Wednesday, 12 February 2014

A series of three

Sketches developed from photos after a walk along the bank of the river Tyne
We spent last weekend in Corbridge, Northumberland on a family visit. This area of the country is used to extreme weather conditions particularly at this time of year. However, while the south-west of the country was drowning under vast quantities of water, this part of the north-east was enjoying an early, if rather chilly, spring.

We had the time to relish a muddy walk along the banks of the river Tyne and observe huge numbers of snowdrops which, because they tend to grow in woodland, we never get to see where we live in London. We also made friends with a Beagle puppy who was great fun and showed a lot of interest in our picnic lunch much to the embarrassment of his owner.
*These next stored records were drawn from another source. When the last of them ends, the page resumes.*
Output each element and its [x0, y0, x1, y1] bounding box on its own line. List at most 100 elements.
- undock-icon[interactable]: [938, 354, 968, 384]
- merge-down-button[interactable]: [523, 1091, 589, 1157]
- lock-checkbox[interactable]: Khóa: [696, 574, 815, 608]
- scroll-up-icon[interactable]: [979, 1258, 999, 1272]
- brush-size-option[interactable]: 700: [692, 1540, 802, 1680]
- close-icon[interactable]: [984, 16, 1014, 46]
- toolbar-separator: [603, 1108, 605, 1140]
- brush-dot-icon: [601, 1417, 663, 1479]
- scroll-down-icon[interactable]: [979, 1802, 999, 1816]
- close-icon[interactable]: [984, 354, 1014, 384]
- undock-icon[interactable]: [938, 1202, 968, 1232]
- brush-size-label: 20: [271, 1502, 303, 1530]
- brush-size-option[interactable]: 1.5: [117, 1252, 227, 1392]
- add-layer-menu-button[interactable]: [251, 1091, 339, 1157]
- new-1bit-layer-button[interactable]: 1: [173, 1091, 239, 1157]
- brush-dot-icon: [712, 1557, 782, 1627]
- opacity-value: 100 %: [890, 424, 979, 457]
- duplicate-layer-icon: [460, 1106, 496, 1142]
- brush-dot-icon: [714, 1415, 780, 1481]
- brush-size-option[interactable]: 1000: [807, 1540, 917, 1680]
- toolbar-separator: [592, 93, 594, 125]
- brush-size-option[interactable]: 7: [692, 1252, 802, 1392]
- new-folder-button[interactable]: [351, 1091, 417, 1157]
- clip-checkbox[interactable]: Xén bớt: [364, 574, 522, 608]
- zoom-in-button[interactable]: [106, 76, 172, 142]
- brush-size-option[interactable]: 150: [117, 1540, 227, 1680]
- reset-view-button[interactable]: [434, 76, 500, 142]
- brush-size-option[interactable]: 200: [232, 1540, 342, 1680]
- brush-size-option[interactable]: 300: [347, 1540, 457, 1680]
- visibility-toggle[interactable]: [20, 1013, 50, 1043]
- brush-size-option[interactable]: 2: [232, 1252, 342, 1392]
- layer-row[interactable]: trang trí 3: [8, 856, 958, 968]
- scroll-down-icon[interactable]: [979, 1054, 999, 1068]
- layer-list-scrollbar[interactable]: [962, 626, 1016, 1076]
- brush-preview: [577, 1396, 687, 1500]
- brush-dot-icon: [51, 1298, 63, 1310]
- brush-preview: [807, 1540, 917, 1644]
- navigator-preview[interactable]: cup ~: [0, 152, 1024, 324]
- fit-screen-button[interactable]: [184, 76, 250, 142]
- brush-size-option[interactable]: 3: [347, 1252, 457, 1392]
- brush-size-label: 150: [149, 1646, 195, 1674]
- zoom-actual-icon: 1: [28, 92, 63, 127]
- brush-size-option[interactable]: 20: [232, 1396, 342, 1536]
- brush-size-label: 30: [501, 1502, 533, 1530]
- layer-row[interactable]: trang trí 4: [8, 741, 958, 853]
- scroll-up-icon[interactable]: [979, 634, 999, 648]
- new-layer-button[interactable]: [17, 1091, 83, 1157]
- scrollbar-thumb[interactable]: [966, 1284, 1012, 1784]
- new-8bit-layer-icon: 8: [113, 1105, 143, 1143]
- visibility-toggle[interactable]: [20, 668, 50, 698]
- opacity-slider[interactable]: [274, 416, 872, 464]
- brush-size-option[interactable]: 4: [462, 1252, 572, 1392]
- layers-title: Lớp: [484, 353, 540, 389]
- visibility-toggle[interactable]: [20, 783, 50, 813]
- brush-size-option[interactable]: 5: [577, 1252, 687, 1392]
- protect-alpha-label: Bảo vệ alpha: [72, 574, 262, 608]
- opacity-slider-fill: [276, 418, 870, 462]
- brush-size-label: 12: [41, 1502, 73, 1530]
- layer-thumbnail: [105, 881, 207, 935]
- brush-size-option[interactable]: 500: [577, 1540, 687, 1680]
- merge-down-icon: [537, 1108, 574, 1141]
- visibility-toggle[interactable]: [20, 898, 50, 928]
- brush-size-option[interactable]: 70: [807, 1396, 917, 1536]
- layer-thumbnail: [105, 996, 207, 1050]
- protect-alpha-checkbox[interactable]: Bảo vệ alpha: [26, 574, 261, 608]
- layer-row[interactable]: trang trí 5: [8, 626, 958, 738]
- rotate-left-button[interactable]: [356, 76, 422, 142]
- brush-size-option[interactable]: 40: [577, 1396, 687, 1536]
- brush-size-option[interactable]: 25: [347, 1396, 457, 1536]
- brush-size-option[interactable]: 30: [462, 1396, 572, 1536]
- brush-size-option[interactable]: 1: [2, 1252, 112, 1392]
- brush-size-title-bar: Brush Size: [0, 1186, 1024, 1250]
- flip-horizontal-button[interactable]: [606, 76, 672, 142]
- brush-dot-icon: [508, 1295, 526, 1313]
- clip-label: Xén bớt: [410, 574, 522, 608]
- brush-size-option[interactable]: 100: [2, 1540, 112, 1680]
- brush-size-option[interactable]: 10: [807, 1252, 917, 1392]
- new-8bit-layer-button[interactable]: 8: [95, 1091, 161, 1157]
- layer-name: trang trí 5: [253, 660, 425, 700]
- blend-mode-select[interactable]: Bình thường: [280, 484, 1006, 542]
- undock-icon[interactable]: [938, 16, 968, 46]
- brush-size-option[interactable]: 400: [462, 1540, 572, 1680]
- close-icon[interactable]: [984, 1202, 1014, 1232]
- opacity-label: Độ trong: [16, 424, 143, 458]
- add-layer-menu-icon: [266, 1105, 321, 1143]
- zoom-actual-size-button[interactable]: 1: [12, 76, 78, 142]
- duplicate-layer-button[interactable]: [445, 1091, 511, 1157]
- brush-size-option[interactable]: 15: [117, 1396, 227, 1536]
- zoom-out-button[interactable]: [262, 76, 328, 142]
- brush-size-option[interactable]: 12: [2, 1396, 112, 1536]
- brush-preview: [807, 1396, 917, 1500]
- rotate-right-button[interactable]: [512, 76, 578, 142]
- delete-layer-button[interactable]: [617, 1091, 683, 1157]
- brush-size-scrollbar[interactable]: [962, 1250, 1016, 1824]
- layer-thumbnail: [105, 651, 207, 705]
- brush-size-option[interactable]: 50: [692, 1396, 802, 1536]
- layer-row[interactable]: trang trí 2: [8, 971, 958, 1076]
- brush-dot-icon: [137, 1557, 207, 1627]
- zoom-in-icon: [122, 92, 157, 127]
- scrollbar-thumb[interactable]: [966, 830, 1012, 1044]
I had high hopes of sketching outside while we were on our outing but it really was too windy so I took some photos on my camera phone and worked them up in the comfort of a cosy living room. I was trying out a combination of Inktense pencils, watercolour pencils and crayons on watercolour paper and this is the result.

These days Corbridge is a quiet and affluent village just a few miles away from Hexham and close to Hadrian's Wall. It is sited very near the most northern point of the old Roman Empire and during the time of the Roman occupation it was a very important garrison town and its name was Corstopitum. English Heritage maintains the archaeology that has been revealed after numerous digs over many years. We spotted one family on their way to explore the site and since it is off the beaten track they very likely had the place to themselves.

Our walk took us to the bridge at Corbridge. My sketch really doesn't do it justice. The present bridge was built in the 17th century and is made from stone. It is currently undergoing much needed renovation and because of its narrow width it is single carriageway so car traffic has to take turns in crossing it from the north bank to the south bank and vice versa. In 1881 the bridge was widened by three feet so it must have been extremely narrow before that. This bridge was so well built that it was the only bridge over the Tyne that withstood the famous flood of 1771. This bridge replaced a previous one that had been constructed in 1235 and and was described in 1306 as the only bridge between Carlisle and Newcastle. It was also maintained as an important link between England and Scotland. If Scotland chooses independence this September the bridge might become important again!